Aber die Spitze ist dermaßen dominierend perfekt dass ich an einen perfekten STICHEL denken möchte
Die Hoffnung trübt das Urteil, aber sie stärkt die Ausdauer.

Silex

Die Hoffnung trübt das Urteil, aber sie stärkt die Ausdauer.

Der Wikinger

Hallo Silex  :-)

Ich weiss ich habe es früher erwähnt, aber noch einmal:

Wenn ich unsere Archäologen richtig verstehe, sollte man bei den Sticheln, nur bei den Mittelsticheln eigentlich auf die Spitze fokusieren. Sonst ist es die markante "steilscharfe" Kante, die das eigentliche Arbeitsgebiet ist.
Dieses Gebiet erweisst oft kleine Absprengungen wegen harter Belastung.
Das gerät Funktionert wie eine Art Hebel, die hervorragend ist, wenn man z.B. in Knochen oder Geweih arbeiten will.


Silex

Danke für Deine Ausdauer , agersoe , und für Deine Antwort.

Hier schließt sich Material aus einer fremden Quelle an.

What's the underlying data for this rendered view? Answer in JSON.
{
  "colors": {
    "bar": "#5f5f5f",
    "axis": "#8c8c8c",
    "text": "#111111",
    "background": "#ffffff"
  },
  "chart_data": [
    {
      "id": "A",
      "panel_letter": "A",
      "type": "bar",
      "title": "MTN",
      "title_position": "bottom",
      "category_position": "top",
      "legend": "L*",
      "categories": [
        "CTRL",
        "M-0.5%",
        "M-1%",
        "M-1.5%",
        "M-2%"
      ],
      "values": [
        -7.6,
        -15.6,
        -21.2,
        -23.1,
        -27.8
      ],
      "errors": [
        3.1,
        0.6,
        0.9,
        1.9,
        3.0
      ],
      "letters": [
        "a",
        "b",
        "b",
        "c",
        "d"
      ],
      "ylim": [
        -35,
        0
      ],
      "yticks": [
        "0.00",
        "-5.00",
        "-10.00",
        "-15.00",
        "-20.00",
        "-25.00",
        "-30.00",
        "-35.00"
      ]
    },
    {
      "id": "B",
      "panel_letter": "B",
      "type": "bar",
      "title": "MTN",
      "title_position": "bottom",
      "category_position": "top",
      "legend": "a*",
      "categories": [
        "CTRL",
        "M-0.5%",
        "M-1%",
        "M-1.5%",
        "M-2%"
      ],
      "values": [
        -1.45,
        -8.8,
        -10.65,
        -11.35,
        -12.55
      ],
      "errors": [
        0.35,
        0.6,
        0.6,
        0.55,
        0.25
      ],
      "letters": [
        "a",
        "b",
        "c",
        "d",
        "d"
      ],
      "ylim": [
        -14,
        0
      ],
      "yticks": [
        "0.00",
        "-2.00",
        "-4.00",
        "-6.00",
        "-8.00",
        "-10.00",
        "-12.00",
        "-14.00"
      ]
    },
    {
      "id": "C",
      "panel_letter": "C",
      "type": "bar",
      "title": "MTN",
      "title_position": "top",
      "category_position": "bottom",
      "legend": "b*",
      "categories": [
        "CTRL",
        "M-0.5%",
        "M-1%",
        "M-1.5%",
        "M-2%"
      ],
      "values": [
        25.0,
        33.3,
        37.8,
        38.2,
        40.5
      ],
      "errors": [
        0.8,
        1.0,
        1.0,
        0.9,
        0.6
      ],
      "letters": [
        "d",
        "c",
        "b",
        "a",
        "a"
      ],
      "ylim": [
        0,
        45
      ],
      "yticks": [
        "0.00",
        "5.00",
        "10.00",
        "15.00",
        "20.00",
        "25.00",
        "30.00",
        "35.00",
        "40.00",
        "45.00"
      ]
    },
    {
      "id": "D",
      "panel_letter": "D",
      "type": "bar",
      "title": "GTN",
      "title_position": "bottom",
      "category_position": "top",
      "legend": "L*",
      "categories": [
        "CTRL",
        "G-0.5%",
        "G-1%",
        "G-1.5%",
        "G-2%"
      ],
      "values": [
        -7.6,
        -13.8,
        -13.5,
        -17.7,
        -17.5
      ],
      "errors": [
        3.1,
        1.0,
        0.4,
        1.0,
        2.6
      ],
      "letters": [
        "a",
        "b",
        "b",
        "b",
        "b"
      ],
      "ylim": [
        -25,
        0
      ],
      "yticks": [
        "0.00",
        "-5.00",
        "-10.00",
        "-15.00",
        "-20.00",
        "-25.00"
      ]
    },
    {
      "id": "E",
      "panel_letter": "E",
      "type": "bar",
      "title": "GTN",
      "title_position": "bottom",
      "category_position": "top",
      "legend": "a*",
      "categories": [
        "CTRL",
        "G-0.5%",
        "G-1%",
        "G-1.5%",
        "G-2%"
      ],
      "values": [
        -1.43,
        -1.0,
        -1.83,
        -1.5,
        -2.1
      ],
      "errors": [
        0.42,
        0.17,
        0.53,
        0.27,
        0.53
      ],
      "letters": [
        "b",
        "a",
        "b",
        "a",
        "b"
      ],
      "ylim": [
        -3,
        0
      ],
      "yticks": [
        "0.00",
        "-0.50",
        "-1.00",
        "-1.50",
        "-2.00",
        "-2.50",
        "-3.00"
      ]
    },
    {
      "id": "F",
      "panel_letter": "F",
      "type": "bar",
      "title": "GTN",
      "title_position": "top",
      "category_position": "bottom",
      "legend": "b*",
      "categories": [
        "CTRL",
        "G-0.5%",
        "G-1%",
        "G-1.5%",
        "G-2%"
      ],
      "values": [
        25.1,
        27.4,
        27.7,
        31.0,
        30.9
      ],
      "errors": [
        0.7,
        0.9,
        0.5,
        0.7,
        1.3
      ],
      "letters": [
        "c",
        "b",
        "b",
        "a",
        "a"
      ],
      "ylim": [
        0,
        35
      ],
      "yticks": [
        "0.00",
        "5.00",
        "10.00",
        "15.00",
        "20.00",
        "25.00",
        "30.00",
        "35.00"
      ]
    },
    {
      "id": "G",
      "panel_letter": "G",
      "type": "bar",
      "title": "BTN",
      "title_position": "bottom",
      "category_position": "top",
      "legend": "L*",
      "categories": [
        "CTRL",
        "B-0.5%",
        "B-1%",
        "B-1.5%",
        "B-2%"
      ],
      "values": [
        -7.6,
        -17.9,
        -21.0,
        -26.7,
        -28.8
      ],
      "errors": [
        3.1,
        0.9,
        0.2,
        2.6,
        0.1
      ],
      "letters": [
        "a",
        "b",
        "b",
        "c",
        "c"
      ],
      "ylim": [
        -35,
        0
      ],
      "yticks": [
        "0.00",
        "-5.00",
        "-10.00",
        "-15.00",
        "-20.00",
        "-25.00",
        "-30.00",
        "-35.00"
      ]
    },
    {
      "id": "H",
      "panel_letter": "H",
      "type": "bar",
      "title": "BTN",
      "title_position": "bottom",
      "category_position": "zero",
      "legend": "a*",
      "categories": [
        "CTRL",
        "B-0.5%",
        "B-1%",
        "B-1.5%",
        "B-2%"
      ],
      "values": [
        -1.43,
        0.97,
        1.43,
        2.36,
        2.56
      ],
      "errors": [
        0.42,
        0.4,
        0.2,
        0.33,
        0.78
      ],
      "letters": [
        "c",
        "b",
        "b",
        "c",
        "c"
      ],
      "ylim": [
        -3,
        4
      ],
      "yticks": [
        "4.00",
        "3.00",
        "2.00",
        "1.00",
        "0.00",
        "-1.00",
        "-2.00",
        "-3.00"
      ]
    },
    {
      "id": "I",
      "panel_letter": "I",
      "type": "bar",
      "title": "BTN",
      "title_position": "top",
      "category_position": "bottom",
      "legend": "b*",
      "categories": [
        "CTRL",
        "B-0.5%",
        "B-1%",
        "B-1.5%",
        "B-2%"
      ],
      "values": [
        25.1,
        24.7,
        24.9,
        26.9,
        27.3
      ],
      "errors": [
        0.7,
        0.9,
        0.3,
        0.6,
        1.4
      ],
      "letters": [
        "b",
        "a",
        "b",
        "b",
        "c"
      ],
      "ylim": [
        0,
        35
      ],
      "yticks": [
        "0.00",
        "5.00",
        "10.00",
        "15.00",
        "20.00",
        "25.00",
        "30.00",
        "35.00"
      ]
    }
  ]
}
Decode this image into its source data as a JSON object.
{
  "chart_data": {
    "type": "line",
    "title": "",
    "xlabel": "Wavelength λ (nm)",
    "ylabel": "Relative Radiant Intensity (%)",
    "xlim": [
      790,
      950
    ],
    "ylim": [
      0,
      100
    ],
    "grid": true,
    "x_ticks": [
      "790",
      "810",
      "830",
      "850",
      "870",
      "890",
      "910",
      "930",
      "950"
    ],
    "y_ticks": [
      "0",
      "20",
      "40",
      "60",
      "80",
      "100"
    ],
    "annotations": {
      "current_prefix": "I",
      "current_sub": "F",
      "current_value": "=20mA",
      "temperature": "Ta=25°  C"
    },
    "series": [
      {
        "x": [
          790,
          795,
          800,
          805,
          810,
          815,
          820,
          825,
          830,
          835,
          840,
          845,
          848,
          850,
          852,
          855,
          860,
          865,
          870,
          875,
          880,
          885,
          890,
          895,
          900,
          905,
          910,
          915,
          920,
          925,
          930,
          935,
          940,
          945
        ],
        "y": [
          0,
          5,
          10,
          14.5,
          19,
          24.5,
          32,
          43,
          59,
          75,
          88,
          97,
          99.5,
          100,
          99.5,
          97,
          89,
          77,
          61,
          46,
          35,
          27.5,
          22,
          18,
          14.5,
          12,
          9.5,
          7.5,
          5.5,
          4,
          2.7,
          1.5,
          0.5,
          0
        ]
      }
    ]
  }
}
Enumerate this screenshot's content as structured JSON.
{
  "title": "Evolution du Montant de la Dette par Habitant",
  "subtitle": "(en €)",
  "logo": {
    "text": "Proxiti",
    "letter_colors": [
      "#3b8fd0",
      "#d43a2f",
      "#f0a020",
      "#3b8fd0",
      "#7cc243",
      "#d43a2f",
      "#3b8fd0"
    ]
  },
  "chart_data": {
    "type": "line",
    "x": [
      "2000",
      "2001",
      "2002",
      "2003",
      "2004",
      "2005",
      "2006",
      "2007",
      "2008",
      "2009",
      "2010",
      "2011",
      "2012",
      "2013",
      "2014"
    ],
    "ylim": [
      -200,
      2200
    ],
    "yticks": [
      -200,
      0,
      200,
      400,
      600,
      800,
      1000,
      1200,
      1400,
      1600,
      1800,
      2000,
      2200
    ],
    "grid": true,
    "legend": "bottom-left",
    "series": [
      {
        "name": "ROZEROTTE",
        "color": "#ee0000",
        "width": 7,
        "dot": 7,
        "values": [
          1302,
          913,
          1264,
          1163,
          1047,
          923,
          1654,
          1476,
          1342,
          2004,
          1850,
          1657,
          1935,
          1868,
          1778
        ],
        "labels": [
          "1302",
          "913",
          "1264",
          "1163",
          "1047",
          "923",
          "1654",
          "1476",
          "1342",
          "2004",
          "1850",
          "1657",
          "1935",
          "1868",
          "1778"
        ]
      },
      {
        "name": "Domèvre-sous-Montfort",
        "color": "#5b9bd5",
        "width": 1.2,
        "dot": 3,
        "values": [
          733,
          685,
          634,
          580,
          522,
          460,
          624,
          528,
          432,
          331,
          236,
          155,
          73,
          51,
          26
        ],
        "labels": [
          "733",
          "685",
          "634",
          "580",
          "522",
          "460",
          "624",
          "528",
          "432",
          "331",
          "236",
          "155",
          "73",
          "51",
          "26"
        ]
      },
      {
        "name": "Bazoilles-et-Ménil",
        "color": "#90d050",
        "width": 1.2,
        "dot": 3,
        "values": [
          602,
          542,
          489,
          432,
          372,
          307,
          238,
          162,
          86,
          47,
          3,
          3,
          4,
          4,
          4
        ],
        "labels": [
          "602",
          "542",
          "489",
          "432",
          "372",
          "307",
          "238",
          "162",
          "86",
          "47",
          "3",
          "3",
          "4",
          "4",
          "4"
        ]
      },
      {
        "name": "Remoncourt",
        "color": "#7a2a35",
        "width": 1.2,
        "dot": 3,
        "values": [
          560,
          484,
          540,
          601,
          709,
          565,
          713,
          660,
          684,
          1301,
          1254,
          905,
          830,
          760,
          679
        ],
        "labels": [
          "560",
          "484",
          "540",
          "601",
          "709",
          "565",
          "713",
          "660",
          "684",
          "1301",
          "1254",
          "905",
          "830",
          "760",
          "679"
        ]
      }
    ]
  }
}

Die Frage  nach der Arbeitsweise  der steinzeitlichen Stichel beschäftigt mich schon seit geraumer Zeit.  Du hast  mir ja  in einer früheren Antwort schon mal erklärt  wie exzellent diese Dinger in Geweih und Bein arbeiten. Aber keiner meiner Archäologen  konnte mir bisher erklären wie und ob das überhaupt so war.  Auch habe ich bei der schnellen Durchsicht  "meiner anerkannten" Stichel an den Stichelabschlagsbahnen keinerlei Hebelauswirkungsabsplitterungen feststellen können
(auch nicht an der anderen Lateralseite).  Ich bin in der archäologischen Praxis ein Dilettant und habe leider keine Erfahrung  im Steineschlagen aber mir scheint eine schiebende, spanabhebende Wirkung (siehe Kupferstich) wahrscheinlich und die zahlreichen Stichel an Endretusche könnten doch ein Hinweis darauf sein , dass die Endretusche eine Präparation für den nächsten, nachschärfenden Abschlag
darstellen  könnten. Eine beiläufige Nutzung als Kratzerkante im fraglichen Arbeitsprozess könnte zudem als sekundärer  Zusatznutzen
gefragt gewesen sein. Stichel an gegenüberliegendem Kratzer sind auch nicht so selten bei uns
Vielleicht hast Du auch eine weniger spekulative, fundiertere Quelle für die Anwendung des Stichels. Seltsam scheint mir auch dass diese Geräte  ,auch  in meinem Fundgebiet, lediglich auf endpaläolithischen Lokalitäten anzutreffen sind- obwohl im Meso- und Neolithikum bestimmt - oder sogar noch mehr- Geweih- und Knochenartefakte angefertigt wurden.
Wie gesagt ich bin froh über jede Auskunft, denn  die Experten bei uns  haben keine Ahnung.....Auffallend ist dass diese "Fraglichen" -bei uns-heute immer noch sehr scharf und spitz sind -also quasi nie Abnutzungsspuren aufweisen und in vielen Fällen eine konkave Spitzenzurichtung aufweisen- also eine Art Minidoppelspitze.  Wenn Du was Erhellendes über Stichel hast dann rüber zu uns und mir..

Oh sticheln macht müde
Gute Nacht agersoe
Edi
Die Hoffnung trübt das Urteil, aber sie stärkt die Ausdauer.

Der Wikinger

Hallo Silex

............dass die Endretusche eine Präparation für den nächsten, nachschärfenden Abschlag
darstellen  könnten.

Ich habe es so verstanden, dass die Retusche tatsächlich zum Anfang der Produktion gemacht wird, um den Stichelabschlag genau machen und steuern zu können.
Man kann nähmlich nicht auf eine scharfe Kante einen solchen quergehenden Abschlag machen, da muss schon eine Art Schlagplateau da sein, deshalb die Retusche.
Werde mal versuchen eine Illustration davon zu finden.



Silex

agersoe:"Ich habe es so verstanden, dass die Retusche tatsächlich zum Anfang der Produktion gemacht wird, um den Stichelabschlag genau machen und steuern zu können.
Man kann nähmlich nicht auf eine scharfe Kante einen solchen quergehenden Abschlag machen, da muss schon eine Art Schlagplateau da sein, deshalb die Retusche."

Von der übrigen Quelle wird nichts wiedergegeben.